Spectacular Urquhart Castle has prime position right on the banks of Loch Ness. Climb up The Grant Tower for beautiful views over the loch and see if you can spot anything unusual in the waters.
On the Isle of Skye, don’t miss a visit to Dunvegan Castle and Gardens. In an idyllic loch-side setting, Dunvegan is the oldest continuously inhabited castle in Scotland and has been the ancestral home of the Chiefs of Clan MacLeod for 800 years, so you’ll really get a sense of living Scottish history.

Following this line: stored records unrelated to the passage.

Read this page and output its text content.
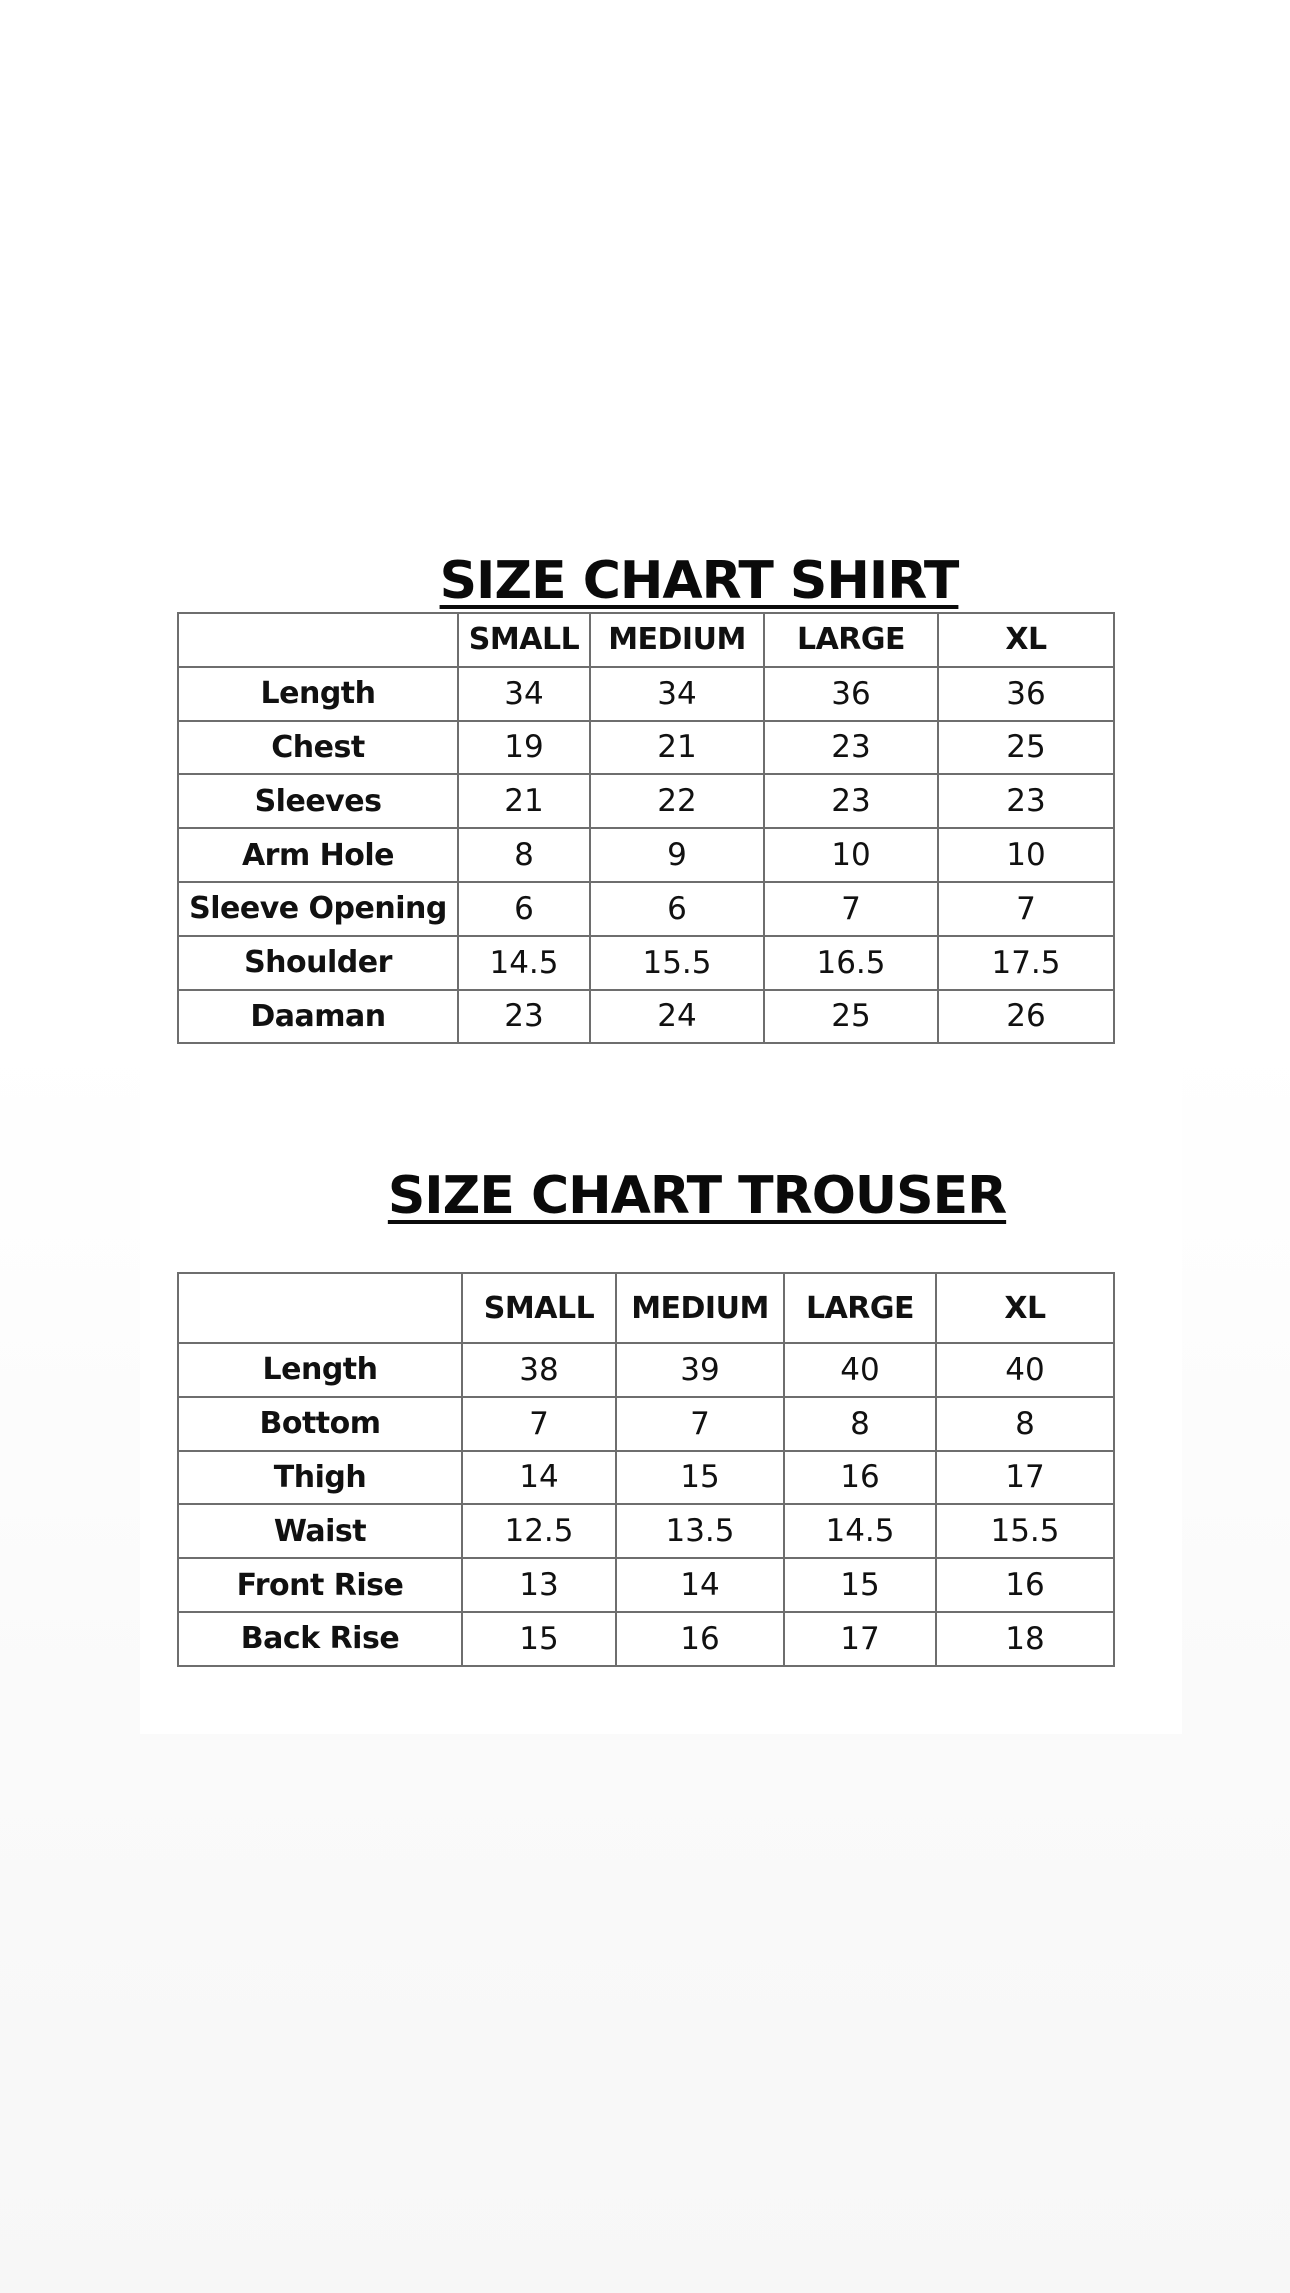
SIZE CHART SHIRT
	SMALL	MEDIUM	LARGE	XL
Length	34	34	36	36
Chest	19	21	23	25
Sleeves	21	22	23	23
Arm Hole	8	9	10	10
Sleeve Opening	6	6	7	7
Shoulder	14.5	15.5	16.5	17.5
Daaman	23	24	25	26
SIZE CHART TROUSER
	SMALL	MEDIUM	LARGE	XL
Length	38	39	40	40
Bottom	7	7	8	8
Thigh	14	15	16	17
Waist	12.5	13.5	14.5	15.5
Front Rise	13	14	15	16
Back Rise	15	16	17	18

Near Inverness, homely Cawdor Castle was built in the 14th century and the Cawdor family stills lives there to this day. Explore the living history including fine portraits, beautiful tapestries and stunning gardens.
Discover moving and insightful historic tales at Culloden Battlefield and Visitor Centre, which really brings the battle to life. Here you can also walk amid the sober moorland where the infamous 68-minute battle took place.
Inside Fort George, you can find The Highlanders’ Museum, where you can really get to know the heritage of the clans and communities of Scotland’s Highlands and islands.
The Caledonian Canal was designed and built by Thomas Telford, opening in 1822 and covering 22 miles (60km) with a grand total of 29 locks. Queen Victoria took a trip up the canal in 1873, and it still serves as a gentle and scenic way to explore the Highlands.